Thread (30 messages) 30 messages, 9 authors, 2018-02-28

Re: [PATCH net-next 0/6] tcp: remove non GSO code

From: Marcelo Ricardo Leitner <marcelo.leitner@gmail.com>
Date: 2018-02-28 20:10:23
Also in: linux-sctp

On Wed, Feb 21, 2018 at 02:37:48PM -0500, David Miller wrote:
From: Eric Dumazet <edumazet@google.com>
Date: Mon, 19 Feb 2018 11:56:46 -0800
quoted
Switching TCP to GSO mode, relying on core networking layers
to perform eventual adaptation for dumb devices was overdue.

1) Most TCP developments are done with TSO in mind.
2) Less high-resolution timers needs to be armed for TCP-pacing
3) GSO can benefit of xmit_more hint
4) Receiver GRO is more effective (as if TSO was used for real on sender)
   -> less ACK packets and overhead.
5) Write queues have less overhead (one skb holds about 64KB of payload)
6) SACK coalescing just works. (no payload in skb->head)
7) rtx rb-tree contains less packets, SACK is cheaper.
8) Removal of legacy code. Less maintenance hassles.

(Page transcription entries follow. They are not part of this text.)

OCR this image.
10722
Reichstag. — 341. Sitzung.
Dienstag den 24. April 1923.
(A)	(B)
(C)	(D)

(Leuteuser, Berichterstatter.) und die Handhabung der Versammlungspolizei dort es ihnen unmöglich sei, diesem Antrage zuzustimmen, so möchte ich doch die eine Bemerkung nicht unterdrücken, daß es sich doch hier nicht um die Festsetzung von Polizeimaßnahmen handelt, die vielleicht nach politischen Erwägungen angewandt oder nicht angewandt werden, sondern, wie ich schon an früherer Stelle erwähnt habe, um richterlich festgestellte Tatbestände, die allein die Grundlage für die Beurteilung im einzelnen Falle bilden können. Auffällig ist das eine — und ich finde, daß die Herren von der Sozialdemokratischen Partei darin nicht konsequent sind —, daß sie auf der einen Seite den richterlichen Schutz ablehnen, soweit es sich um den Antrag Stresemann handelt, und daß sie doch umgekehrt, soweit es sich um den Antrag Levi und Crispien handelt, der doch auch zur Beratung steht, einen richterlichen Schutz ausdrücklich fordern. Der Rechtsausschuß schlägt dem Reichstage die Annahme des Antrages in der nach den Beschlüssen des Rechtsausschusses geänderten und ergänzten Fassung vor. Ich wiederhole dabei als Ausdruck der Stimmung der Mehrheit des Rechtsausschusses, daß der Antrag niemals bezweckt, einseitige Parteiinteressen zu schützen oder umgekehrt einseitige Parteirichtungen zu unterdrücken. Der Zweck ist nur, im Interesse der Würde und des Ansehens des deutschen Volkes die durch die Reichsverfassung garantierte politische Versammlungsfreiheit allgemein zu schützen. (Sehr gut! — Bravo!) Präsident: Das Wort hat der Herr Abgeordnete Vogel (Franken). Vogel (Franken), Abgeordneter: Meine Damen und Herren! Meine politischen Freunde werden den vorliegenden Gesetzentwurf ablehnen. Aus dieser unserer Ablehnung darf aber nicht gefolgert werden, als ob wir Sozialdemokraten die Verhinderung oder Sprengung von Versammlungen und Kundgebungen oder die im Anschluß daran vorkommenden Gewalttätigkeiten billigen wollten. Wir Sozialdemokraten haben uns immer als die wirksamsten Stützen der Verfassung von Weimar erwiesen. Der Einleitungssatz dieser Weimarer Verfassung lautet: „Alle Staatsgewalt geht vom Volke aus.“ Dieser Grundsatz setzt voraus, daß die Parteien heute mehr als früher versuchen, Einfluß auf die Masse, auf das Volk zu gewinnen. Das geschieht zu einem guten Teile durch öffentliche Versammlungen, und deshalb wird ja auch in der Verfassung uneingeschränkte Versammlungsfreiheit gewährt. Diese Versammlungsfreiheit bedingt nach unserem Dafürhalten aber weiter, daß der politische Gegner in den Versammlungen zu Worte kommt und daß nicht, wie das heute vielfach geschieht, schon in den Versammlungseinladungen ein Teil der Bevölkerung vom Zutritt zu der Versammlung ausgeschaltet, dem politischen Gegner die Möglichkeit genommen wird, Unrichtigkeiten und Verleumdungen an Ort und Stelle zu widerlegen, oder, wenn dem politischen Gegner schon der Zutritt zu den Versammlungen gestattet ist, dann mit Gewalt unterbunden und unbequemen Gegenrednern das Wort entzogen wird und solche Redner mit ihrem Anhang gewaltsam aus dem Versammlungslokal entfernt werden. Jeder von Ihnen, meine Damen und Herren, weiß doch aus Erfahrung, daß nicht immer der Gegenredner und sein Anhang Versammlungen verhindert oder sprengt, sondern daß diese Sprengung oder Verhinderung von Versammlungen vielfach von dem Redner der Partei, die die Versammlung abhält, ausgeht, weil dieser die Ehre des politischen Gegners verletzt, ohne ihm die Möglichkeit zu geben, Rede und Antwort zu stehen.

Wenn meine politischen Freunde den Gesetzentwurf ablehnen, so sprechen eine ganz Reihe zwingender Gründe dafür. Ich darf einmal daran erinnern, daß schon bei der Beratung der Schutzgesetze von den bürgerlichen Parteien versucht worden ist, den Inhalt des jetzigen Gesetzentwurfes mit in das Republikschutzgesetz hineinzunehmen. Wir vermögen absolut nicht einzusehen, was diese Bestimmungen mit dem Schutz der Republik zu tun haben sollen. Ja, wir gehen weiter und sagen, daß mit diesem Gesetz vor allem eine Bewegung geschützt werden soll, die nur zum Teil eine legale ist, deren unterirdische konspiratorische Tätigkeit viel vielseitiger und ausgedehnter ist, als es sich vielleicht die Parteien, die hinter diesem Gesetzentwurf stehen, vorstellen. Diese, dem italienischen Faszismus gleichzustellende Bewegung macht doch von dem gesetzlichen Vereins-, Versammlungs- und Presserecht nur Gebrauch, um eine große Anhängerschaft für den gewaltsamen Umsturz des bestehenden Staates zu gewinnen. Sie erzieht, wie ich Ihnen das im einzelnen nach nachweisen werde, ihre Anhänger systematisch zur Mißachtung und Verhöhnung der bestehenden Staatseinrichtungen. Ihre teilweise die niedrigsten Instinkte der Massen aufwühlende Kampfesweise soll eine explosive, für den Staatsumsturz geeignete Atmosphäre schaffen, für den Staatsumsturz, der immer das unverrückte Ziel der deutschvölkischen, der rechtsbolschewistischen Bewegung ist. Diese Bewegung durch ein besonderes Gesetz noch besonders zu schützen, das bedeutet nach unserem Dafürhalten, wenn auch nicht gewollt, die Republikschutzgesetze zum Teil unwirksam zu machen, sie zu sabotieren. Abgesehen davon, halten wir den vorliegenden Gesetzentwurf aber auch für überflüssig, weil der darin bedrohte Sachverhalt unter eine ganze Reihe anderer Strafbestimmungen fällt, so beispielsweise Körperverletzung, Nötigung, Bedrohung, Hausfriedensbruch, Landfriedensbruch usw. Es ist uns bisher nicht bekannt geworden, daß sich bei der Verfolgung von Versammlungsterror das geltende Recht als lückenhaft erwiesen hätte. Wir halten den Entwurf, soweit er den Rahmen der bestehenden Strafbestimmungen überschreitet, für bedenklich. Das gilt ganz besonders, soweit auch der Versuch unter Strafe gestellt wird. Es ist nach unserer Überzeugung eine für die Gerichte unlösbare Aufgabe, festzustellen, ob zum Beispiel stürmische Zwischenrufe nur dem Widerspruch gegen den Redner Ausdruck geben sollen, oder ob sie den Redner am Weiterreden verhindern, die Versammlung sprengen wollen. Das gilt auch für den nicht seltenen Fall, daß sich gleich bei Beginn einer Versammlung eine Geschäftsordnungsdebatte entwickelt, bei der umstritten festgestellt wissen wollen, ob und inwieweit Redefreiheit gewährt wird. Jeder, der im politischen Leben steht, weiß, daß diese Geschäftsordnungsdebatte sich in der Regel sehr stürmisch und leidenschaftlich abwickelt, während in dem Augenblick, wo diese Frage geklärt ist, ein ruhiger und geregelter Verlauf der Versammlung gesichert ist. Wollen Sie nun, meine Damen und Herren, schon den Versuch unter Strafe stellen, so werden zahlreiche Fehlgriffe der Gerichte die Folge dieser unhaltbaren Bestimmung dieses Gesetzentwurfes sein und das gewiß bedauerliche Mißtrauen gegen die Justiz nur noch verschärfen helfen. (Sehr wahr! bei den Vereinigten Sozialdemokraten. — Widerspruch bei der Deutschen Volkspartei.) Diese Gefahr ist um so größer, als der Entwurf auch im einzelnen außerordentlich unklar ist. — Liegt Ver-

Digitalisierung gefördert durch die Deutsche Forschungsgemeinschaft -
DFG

Note that I have left the sendpage/zerocopy paths, but they probably can
benefit from the same strategy.

Thanks to Oleksandr Natalenko for reporting a performance issue for BBR/fq_codel,
which was the main reason I worked on this patch series.
Series applied, thanks Eric.

SCTP might want to do something similar, and if so we can get rid
of sk_can_gso() too.
Cc'ing linux-sctp and adding to the ToDo here, although it may be too
soon for SCTP. GSO support was added just a few months ago and
considering that it is not that much widely used as TCP, I fear we may
have some issues that didn't show up yet.